One of Gartel's most memorable campaigns was the one he designed for Absolut Vodka in 1990, joining artists such as painter Andy Warhol and glass artist Hans Godo Frabel. These ads are considered to be the first digital art ads. Gartel has created groundbreaking artworks for the National Basketball Association, the Walt Disney Company, Forbes magazine, Coca-Cola, Philip Morris, and many others. Gartel was the Visionary of the 3D Print Conference in Santa Clara, California.
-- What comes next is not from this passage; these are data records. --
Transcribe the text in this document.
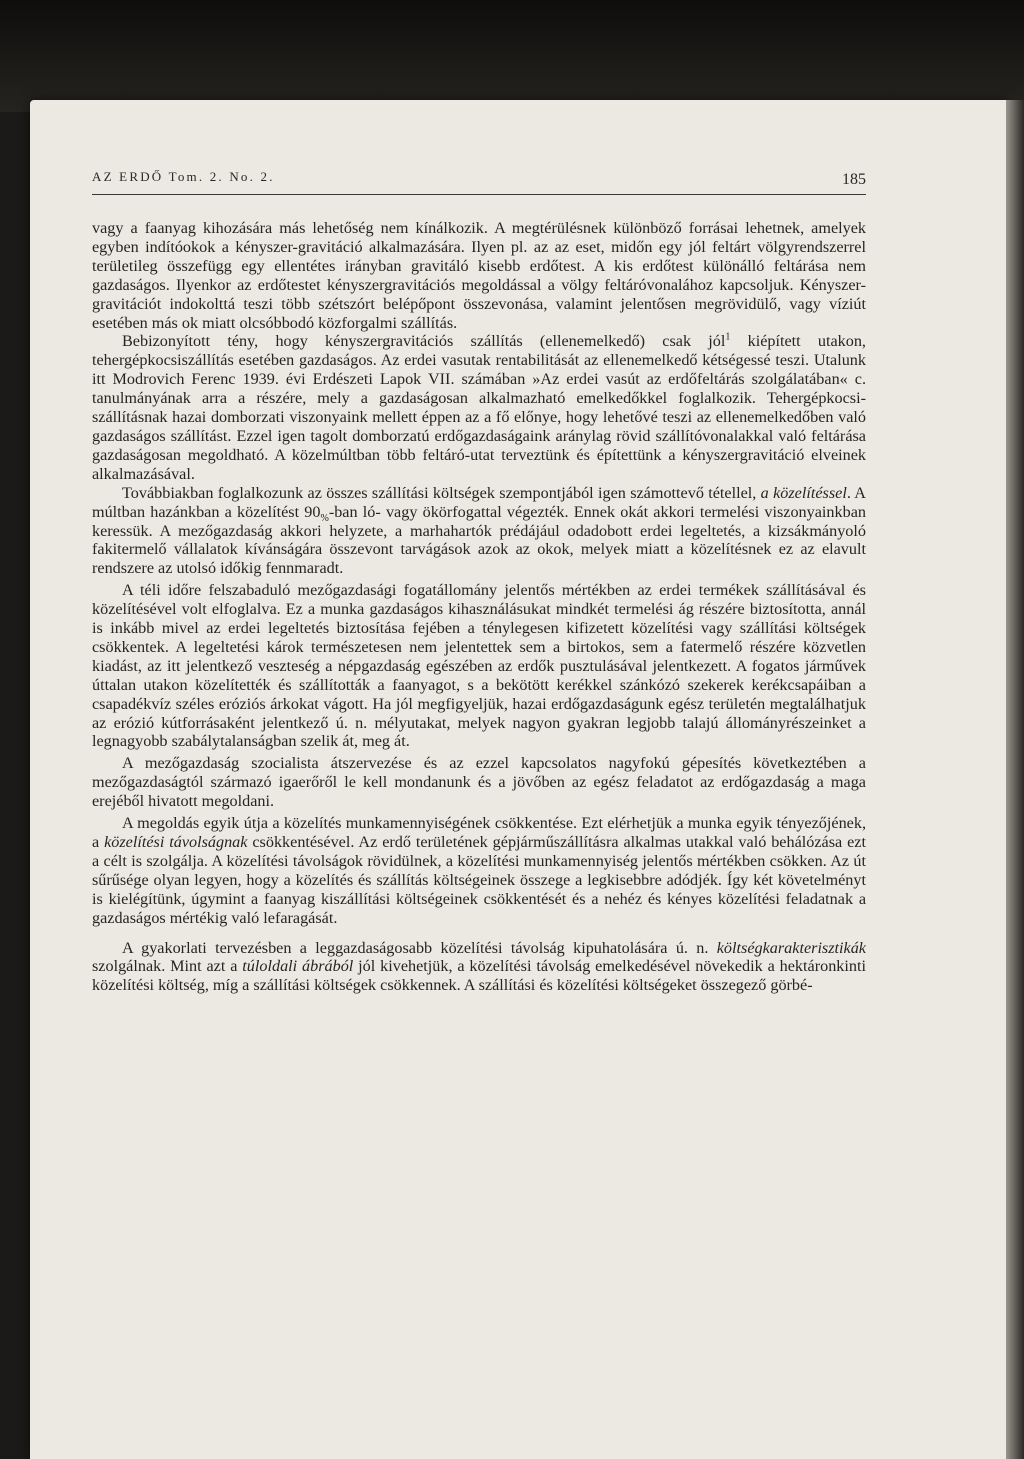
AZ ERDŐ Tom. 2. No. 2.	185

vagy a faanyag kihozására más lehetőség nem kínálkozik. A megtérülésnek különböző forrásai lehetnek, amelyek egyben indítóokok a kényszer-gravitáció alkalmazására. Ilyen pl. az az eset, midőn egy jól feltárt völgyrendszerrel területileg összefügg egy ellentétes irányban gravitáló kisebb erdőtest. A kis erdőtest különálló feltárása nem gazdaságos. Ilyenkor az erdőtestet kényszergravitációs megoldással a völgy feltáróvonalához kapcsoljuk. Kényszer-gravitációt indokolttá teszi több szétszórt belépőpont összevonása, valamint jelentősen megrövidülő, vagy víziút esetében más ok miatt olcsóbbodó közforgalmi szállítás.

Bebizonyított tény, hogy kényszergravitációs szállítás (ellenemelkedő) csak jól$^1$ kiépített utakon, tehergépkocsiszállítás esetében gazdaságos. Az erdei vasutak rentabilitását az ellenemelkedő kétségessé teszi. Utalunk itt Modrovich Ferenc 1939. évi Erdészeti Lapok VII. számában »Az erdei vasút az erdőfeltárás szolgálatában« c. tanulmányának arra a részére, mely a gazdaságosan alkalmazható emelkedőkkel foglalkozik. Tehergépkocsi-szállításnak hazai domborzati viszonyaink mellett éppen az a fő előnye, hogy lehetővé teszi az ellenemelkedőben való gazdaságos szállítást. Ezzel igen tagolt domborzatú erdőgazdaságaink aránylag rövid szállítóvonalakkal való feltárása gazdaságosan megoldható. A közelmúltban több feltáró-utat terveztünk és építettünk a kényszergravitáció elveinek alkalmazásával.

Továbbiakban foglalkozunk az összes szállítási költségek szempontjából igen számottevő tétellel, a közelítéssel. A múltban hazánkban a közelítést $90_{\%}$-ban ló- vagy ökörfogattal végezték. Ennek okát akkori termelési viszonyainkban keressük. A mezőgazdaság akkori helyzete, a marhahartók prédájául odadobott erdei legeltetés, a kizsákmányoló fakitermelő vállalatok kívánságára összevont tarvágások azok az okok, melyek miatt a közelítésnek ez az elavult rendszere az utolsó időkig fennmaradt.

A téli időre felszabaduló mezőgazdasági fogatállomány jelentős mértékben az erdei termékek szállításával és közelítésével volt elfoglalva. Ez a munka gazdaságos kihasználásukat mindkét termelési ág részére biztosította, annál is inkább mivel az erdei legeltetés biztosítása fejében a ténylegesen kifizetett közelítési vagy szállítási költségek csökkentek. A legeltetési károk természetesen nem jelentettek sem a birtokos, sem a fatermelő részére közvetlen kiadást, az itt jelentkező veszteség a népgazdaság egészében az erdők pusztulásával jelentkezett. A fogatos járművek úttalan utakon közelítették és szállították a faanyagot, s a bekötött kerékkel szánkózó szekerek kerékcsapáiban a csapadékvíz széles eróziós árkokat vágott. Ha jól megfigyeljük, hazai erdőgazdaságunk egész területén megtalálhatjuk az erózió kútforrásaként jelentkező ú. n. mélyutakat, melyek nagyon gyakran legjobb talajú állományrészeinket a legnagyobb szabálytalanságban szelik át, meg át.

A mezőgazdaság szocialista átszervezése és az ezzel kapcsolatos nagyfokú gépesítés következtében a mezőgazdaságtól származó igaerőről le kell mondanunk és a jövőben az egész feladatot az erdőgazdaság a maga erejéből hivatott megoldani.

A megoldás egyik útja a közelítés munkamennyiségének csökkentése. Ezt elérhetjük a munka egyik tényezőjének, a közelítési távolságnak csökkentésével. Az erdő területének gépjárműszállításra alkalmas utakkal való behálózása ezt a célt is szolgálja. A közelítési távolságok rövidülnek, a közelítési munkamennyiség jelentős mértékben csökken. Az út sűrűsége olyan legyen, hogy a közelítés és szállítás költségeinek összege a legkisebbre adódjék. Így két követelményt is kielégítünk, úgymint a faanyag kiszállítási költségeinek csökkentését és a nehéz és kényes közelítési feladatnak a gazdaságos mértékig való lefaragását.

A gyakorlati tervezésben a leggazdaságosabb közelítési távolság kipuhatolására ú. n. költségkarakterisztikák szolgálnak. Mint azt a túloldali ábrából jól kivehetjük, a közelítési távolság emelkedésével növekedik a hektáronkinti közelítési költség, míg a szállítási költségek csökkennek. A szállítási és közelítési költségeket összegező görbé-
In 2025, Laurence Gartel became the Global Brand Ambassador for Robohood Inc., a company that uses an AI-powered robotic arm to produce imagery.

=== Art cars ===
Gartel has spent the last several years creating "art cars," the first one being commissioned by Tesla Motors during Art Basel Miami Beach in 2010. since then he has produced dozens of Art Cars in the form of Ferrari Scuderia, Rolls-Royce, classic 1957 Lincoln Premiere convertible, 1959 Cadillac Fleetwood Limousine, and others. Gartel was the "feature" of the 113th New York International Auto Show with his own pavilion at the Jacob Javits Center in 2013. His most recent Art Car is a Renntech Mercedes SL 65 V-12 Bi-turbo, unveiled at Fisher Island, Florida, during Art Basel Miami Beach, 2014. Gartel created the first National State Art Car at the Capitol Building in Concord, unveiling with New Hampshire Governor Maggie Hassan in the summer of 2015.